Organist, composer and teacher; son of Norman Macbeth, the painter. Was born in Greenock, Scotland. His early years were passed in Edinburgh, whither his family had moved soon after his birth; but in 1870 he went to Germany where his musical impulses were aroused during the course of his general education. He returned to Edinburgh to study music under the best masters that city could offer, then went to Leipsic, where he studied in the Conservatory under Richter in theory, Wenzl in piano and Jadassohn in composition. He returned to Edinburgh in 1879, but after a year there went to Glasgow, where for seven years he conducted the Glasgow Choral Union. He has held various appointments as organist and conductor, and at Woodside Parish Church, Glasgow, he organized the first boychoir in Scotland. During nine years at St. George's-in-the-Fields Parish Church he developed the music to an unusual degree. His most important service to music has been, probably, in connection with the Glasgow Athenaeum School of Music of which he was principal from 1890 to 1902 and the Glasgow College of Music which he formed in 1902. In these schools he has given particular attention to the study of opera, and for the last fourteen years has presented annually an operatic masterpiece, usually of the French Comic Opera School. Although the greater part of Mr.
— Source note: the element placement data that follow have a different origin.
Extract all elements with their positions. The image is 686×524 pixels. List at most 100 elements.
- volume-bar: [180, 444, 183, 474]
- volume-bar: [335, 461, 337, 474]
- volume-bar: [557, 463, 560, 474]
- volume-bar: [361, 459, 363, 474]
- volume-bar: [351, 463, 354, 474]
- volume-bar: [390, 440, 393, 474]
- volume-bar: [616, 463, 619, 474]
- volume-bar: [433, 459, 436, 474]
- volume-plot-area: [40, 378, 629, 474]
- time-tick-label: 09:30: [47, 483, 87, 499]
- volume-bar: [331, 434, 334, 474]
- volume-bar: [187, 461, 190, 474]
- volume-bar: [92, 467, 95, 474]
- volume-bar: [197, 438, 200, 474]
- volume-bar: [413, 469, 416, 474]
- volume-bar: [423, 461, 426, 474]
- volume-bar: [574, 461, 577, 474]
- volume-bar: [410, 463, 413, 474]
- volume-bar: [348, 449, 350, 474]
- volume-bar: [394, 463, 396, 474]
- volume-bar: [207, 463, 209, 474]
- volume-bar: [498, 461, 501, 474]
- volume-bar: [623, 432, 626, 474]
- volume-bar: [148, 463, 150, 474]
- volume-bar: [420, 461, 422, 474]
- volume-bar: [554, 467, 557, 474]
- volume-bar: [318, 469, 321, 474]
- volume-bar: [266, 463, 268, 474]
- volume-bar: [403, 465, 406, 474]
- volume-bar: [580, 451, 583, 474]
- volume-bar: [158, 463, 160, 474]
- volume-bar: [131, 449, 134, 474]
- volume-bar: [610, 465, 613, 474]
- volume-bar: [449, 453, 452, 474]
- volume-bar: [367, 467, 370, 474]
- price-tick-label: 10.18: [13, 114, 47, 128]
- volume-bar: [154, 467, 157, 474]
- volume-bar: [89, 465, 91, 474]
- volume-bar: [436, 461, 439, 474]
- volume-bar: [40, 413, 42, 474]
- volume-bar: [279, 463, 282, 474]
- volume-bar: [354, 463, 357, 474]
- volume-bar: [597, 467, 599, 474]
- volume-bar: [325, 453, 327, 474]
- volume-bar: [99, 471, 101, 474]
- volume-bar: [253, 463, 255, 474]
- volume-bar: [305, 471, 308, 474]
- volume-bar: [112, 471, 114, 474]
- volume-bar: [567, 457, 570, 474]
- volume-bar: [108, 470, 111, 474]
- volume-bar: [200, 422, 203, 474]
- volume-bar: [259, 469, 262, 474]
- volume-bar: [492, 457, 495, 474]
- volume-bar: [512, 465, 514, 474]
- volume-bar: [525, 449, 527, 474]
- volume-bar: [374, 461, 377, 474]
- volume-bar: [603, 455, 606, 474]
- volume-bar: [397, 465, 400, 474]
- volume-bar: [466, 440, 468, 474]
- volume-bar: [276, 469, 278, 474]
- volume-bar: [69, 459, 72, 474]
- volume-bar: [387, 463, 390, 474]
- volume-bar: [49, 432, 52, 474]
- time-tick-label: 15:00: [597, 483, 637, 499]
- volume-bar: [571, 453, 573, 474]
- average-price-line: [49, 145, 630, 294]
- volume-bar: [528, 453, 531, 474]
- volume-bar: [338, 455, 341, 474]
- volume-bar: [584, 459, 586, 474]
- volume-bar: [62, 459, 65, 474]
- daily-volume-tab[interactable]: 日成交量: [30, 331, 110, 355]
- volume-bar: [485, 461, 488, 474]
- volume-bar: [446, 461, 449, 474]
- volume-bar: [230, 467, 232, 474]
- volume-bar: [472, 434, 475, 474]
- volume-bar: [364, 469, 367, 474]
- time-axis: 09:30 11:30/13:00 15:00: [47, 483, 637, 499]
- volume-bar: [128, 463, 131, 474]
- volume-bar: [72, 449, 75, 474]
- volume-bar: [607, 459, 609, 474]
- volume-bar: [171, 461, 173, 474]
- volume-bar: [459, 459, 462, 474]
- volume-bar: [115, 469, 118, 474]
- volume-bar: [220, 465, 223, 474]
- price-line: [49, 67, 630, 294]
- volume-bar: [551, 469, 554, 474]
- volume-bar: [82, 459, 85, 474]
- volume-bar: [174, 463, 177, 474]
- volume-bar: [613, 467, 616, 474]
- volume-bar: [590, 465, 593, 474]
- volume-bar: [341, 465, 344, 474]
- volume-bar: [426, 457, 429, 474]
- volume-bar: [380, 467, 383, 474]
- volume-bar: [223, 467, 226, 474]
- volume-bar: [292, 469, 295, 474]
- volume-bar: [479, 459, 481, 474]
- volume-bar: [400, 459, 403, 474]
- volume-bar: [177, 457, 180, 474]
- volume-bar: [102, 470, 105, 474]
Macbeth's time has been taken up by teaching, he has composed a number of pieces, among them Forgetme-not, an intermezzo for string orchestra; The Land of Glory, a cantata which won the prize of the Glasgow Society of Music in 1890; incidental music to the drama, Bruce, Lord of the Isles; In Memoriam, for orchestra; Silver Bells; Jubilee chorus; Intermezzo for strings; Serenata Danze; Pizzicate and Ballet for orchestra; string trios; piano trios; suite for violoncello and piano; piano-music and songs.